Encontró una lagartija sin cola. Supo que la soltó a voluntad porque la perseguía un gato, su gato, el mismo que se acostaba entre sus piernas y ronroneaba y satisfacía su curiosidad con el miembro mutilado que aún se movía en el pasto. Alguna vez leyó que esa característica se llama «autotomía caudal», un mecanismo pasivo de defensa que le permite a algunos reptiles y anfibios automutilarse para distraer a sus depredadores.
Miró a la lagartija que tomaba el sol en una pared y la vio sosegada.
Alzó la cabeza y pensó que ya casi nadie mira hacia el cielo.
Y a la lagartija le crecería otra cola porque era importante para su locomoción y porque también almacenaría grasas cuando el animal llegara a padecer de hambre o alguna enfermedad.
Tocó su muñeca izquierda y ahí estaba la cicatriz.

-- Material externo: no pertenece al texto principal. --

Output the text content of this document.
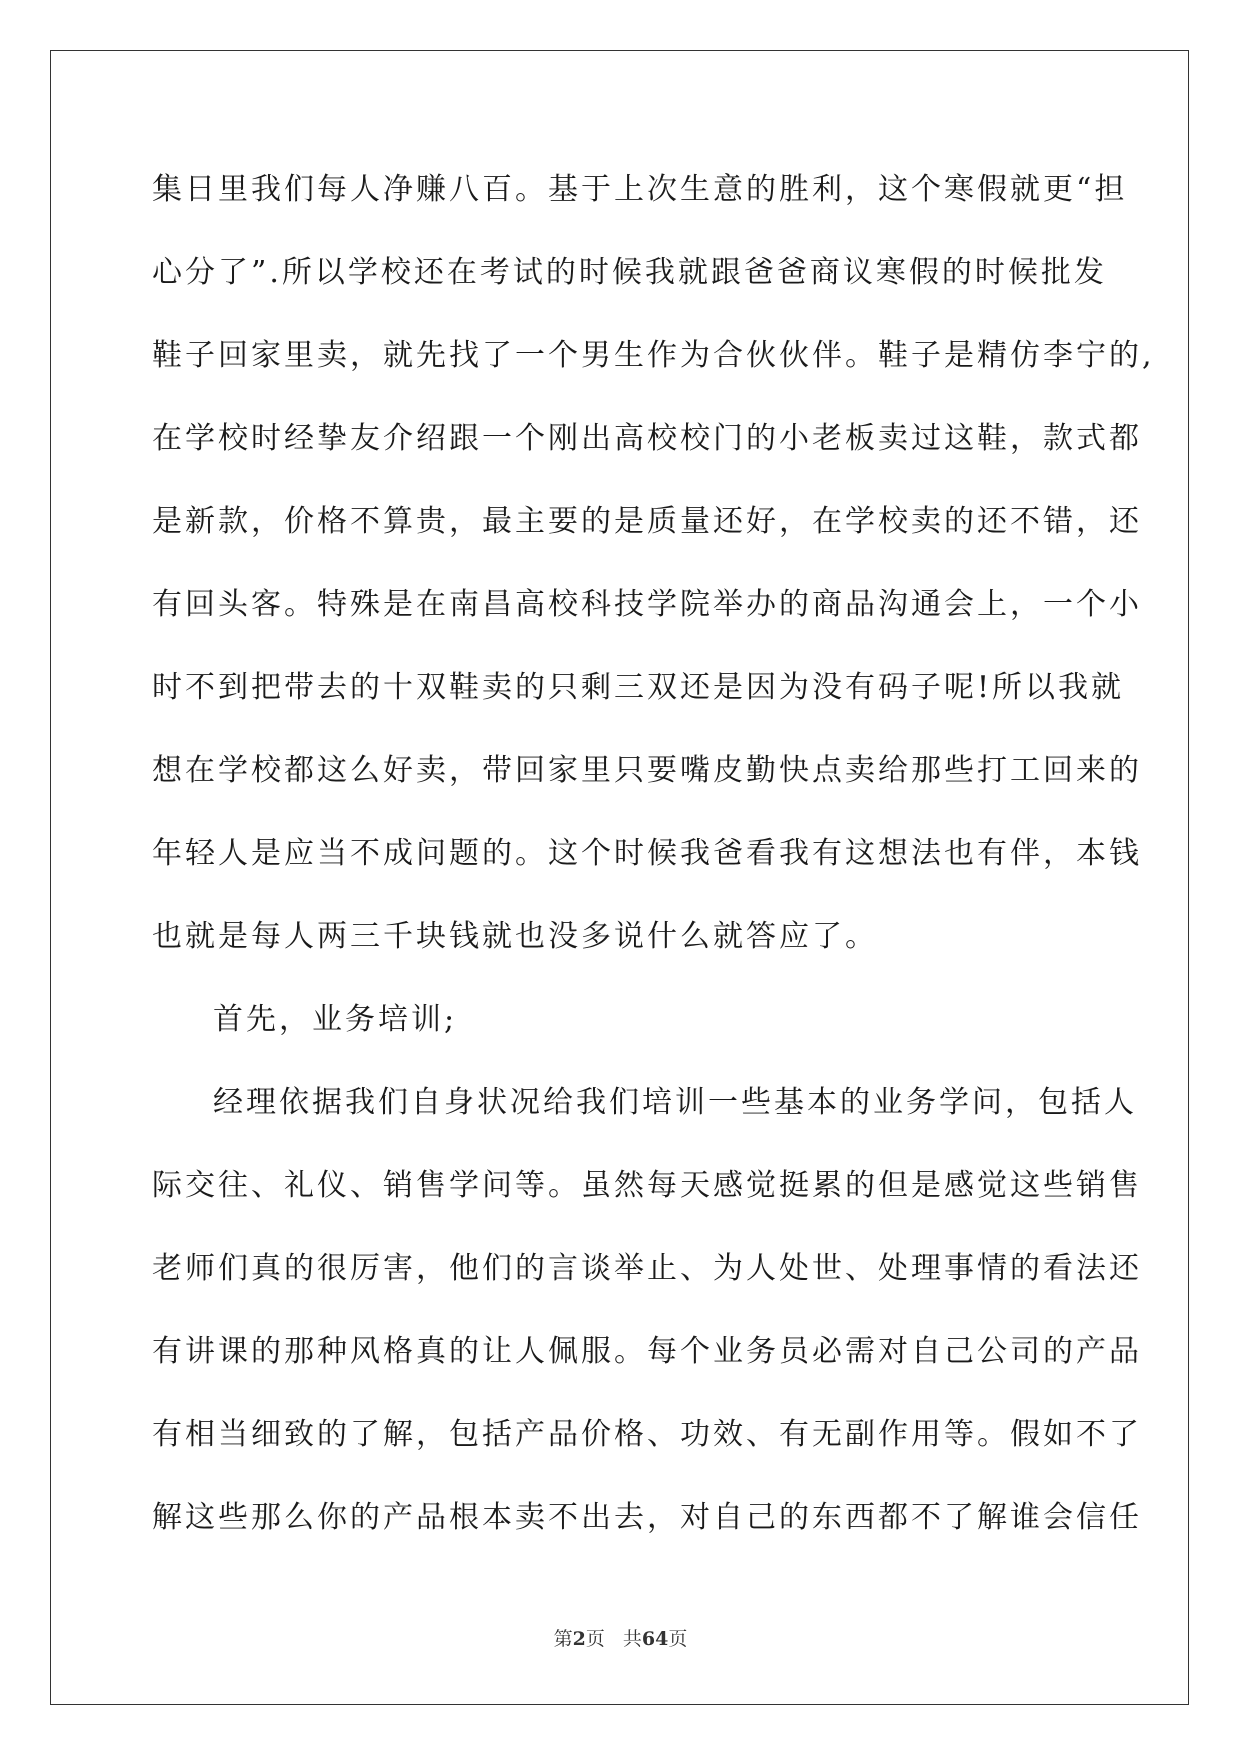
集日里我们每人净赚八百。基于上次生意的胜利，这个寒假就更“担
心分了”.所以学校还在考试的时候我就跟爸爸商议寒假的时候批发
鞋子回家里卖，就先找了一个男生作为合伙伙伴。鞋子是精仿李宁的,
在学校时经挚友介绍跟一个刚出高校校门的小老板卖过这鞋，款式都
是新款，价格不算贵，最主要的是质量还好，在学校卖的还不错，还
有回头客。特殊是在南昌高校科技学院举办的商品沟通会上，一个小
时不到把带去的十双鞋卖的只剩三双还是因为没有码子呢!所以我就
想在学校都这么好卖，带回家里只要嘴皮勤快点卖给那些打工回来的
年轻人是应当不成问题的。这个时候我爸看我有这想法也有伴，本钱
也就是每人两三千块钱就也没多说什么就答应了。
首先，业务培训;
经理依据我们自身状况给我们培训一些基本的业务学问，包括人
际交往、礼仪、销售学问等。虽然每天感觉挺累的但是感觉这些销售
老师们真的很厉害，他们的言谈举止、为人处世、处理事情的看法还
有讲课的那种风格真的让人佩服。每个业务员必需对自己公司的产品
有相当细致的了解，包括产品价格、功效、有无副作用等。假如不了
解这些那么你的产品根本卖不出去，对自己的东西都不了解谁会信任
第2页 共64页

Oteó de nuevo a la lagartija y deseó su capacidad de sanación. Tal vez sus iris cambiarían de color y el abismo dejaría de ser una herida queloide.
Se acostó en el pasto y cerró los ojos. El cuerpo expulsaría lo que le hacía daño. El peso de la cabeza, el pecho y las cuencas oculares comenzó a evaporarse con el sol.